La seconde partie du livre se focalise sur trois études de cas, chacun à un moment différent de la période choisie, chacun différent dans le ton et les enjeux. Une fois la maladie installée en France, comme en Europe, le temps est venu de s’en moquer: l’ouvrage révèle, entre autres, des grivoiseries et des impertinences rabelaisiennes, montrant combien la médecine (surtout lorsqu’elle s’écrit en langue vernaculaire) et la »chose littéraire« sont des vases communicants. Ces textes bouffons et pantagruéliques permettent une transition naturelle vers un autre ensemble, où la satire se fait mordante. Pour les catholiques comme pour les protestants, le mal vénérien offre l’occasion parfaite de se moquer et d’incriminer la religion de l’autre. La syphilis est une arme que les catholiques utilisent pour discréditer les protestants et vice-versa.

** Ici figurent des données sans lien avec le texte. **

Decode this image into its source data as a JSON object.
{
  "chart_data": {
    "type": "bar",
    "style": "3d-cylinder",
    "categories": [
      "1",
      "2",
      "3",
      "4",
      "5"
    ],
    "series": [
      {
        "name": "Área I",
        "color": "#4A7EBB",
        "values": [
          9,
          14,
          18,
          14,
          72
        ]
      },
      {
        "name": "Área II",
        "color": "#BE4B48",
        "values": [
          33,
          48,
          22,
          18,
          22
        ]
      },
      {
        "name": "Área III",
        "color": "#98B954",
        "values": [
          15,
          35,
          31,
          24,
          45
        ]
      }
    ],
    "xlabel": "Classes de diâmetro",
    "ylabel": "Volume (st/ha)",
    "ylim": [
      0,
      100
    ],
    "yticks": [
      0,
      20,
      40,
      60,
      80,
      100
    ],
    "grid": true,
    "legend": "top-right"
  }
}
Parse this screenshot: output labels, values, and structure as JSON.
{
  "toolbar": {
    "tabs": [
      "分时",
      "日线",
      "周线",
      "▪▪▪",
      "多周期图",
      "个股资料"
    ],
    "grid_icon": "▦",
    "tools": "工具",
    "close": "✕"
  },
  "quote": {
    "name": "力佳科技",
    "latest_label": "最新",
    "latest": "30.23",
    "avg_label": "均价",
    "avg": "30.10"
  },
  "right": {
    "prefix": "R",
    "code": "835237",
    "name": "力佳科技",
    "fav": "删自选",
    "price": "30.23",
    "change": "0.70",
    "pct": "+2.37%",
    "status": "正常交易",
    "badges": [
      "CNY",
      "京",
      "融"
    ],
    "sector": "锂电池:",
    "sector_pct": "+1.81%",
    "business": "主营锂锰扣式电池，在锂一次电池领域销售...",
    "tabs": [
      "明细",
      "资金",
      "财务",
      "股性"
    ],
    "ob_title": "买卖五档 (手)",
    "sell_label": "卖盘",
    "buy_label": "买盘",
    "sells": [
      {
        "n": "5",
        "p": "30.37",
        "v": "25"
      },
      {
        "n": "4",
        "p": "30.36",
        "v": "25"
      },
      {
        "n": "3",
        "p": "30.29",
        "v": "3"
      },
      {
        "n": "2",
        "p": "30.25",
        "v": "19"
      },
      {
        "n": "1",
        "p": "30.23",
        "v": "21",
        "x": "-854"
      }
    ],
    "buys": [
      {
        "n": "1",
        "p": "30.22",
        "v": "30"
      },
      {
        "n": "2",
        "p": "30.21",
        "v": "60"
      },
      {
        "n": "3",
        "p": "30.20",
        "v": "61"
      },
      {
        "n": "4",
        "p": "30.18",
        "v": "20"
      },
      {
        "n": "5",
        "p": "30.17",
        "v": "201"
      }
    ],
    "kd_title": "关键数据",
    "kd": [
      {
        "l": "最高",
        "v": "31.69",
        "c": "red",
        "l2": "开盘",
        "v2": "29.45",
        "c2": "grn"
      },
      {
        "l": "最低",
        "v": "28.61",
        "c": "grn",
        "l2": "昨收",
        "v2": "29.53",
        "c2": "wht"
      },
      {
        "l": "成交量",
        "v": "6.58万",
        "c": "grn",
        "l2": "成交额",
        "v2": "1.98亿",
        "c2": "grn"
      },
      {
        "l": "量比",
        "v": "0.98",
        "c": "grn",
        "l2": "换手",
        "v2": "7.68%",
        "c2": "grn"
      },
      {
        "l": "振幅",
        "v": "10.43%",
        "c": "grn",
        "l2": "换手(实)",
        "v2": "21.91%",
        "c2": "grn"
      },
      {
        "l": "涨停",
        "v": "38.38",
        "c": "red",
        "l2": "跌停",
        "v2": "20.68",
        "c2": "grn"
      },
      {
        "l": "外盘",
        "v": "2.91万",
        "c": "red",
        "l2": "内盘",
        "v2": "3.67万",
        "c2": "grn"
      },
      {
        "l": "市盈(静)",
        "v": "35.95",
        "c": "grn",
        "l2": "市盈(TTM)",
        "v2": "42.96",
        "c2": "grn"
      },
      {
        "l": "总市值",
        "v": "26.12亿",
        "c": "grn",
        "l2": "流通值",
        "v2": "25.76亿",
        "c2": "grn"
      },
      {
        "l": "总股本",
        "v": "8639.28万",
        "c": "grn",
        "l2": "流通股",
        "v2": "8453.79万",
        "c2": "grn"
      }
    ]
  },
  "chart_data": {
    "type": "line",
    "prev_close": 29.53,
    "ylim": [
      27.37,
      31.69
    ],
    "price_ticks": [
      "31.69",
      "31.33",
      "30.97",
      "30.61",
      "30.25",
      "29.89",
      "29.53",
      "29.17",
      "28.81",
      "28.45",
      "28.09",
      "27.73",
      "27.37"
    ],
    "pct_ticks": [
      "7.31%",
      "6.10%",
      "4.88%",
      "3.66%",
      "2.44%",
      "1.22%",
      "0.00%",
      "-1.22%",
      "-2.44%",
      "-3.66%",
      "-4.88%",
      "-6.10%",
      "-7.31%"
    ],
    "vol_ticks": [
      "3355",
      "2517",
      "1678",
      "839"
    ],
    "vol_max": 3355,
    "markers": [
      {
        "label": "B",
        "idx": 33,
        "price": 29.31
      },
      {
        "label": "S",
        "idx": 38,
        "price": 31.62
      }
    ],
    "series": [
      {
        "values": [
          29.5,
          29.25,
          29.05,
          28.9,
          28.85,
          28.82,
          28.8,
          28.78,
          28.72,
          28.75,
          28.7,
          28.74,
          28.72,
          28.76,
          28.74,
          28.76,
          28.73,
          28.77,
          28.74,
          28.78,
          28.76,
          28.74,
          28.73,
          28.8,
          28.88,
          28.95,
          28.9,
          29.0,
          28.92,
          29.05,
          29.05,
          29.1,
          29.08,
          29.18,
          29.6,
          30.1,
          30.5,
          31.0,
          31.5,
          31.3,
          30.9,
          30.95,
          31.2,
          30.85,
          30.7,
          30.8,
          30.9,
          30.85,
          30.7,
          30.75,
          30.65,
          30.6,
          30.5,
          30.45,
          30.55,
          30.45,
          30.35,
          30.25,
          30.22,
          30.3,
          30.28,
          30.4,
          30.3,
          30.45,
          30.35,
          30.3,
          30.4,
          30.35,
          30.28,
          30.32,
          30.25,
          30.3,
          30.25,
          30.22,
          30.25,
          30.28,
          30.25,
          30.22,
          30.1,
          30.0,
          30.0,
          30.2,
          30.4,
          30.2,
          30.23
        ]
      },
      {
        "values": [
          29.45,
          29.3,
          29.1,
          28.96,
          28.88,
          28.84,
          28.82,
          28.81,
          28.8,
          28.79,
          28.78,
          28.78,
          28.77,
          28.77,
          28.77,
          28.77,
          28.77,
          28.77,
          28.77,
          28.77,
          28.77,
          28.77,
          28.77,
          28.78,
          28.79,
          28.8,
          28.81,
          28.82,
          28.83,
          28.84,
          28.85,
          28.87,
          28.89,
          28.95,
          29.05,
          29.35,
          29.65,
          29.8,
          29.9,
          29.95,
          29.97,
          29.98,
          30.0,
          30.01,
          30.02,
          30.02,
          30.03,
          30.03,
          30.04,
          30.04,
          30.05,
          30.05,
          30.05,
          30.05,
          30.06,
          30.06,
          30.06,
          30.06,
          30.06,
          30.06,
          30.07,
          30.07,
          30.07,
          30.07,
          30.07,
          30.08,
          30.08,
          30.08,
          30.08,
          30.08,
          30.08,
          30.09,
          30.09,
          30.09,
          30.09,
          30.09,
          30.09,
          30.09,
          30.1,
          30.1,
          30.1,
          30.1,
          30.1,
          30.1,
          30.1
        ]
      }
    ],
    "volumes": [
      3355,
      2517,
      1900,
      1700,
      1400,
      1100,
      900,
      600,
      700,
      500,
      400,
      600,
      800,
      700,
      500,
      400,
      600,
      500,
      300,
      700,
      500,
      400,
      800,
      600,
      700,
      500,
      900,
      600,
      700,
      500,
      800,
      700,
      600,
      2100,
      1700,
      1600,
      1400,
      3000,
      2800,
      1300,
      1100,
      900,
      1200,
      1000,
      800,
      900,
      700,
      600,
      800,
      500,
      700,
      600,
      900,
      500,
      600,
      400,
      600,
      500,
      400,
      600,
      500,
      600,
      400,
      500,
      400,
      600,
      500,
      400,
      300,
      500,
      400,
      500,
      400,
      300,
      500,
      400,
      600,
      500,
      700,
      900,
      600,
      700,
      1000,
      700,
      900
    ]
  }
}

Laubner nous emmène ainsi à travers la France et l’Europe déchirées par les guerres de religion. Le livre s’attarde sur les positions radicales des pasteurs genevois (371), ou sur les remontrances du vaudois Pierre Viret (380), pour analyser ensuite les avis politiques de Ronsard (402). Enfin, la satire laisse la place aux discours libertins du début du XVIIe siècle. C’est sur cette »vérole hétérodoxe« (425) que s’achève l’ouvrage. Caractérisée par une écriture sauvagement licencieuse, »sous l’égide de Priape et d’Esculape« (443), c’est la vérole des »impénitents« de toutes sortes et de toutes origines, des farceurs et des libertins, des Bruscamille et des Théophile de Viau, Doppelgänger par-dessus le temps de bien d’autres artistes à venir, de Sade à Maupassant.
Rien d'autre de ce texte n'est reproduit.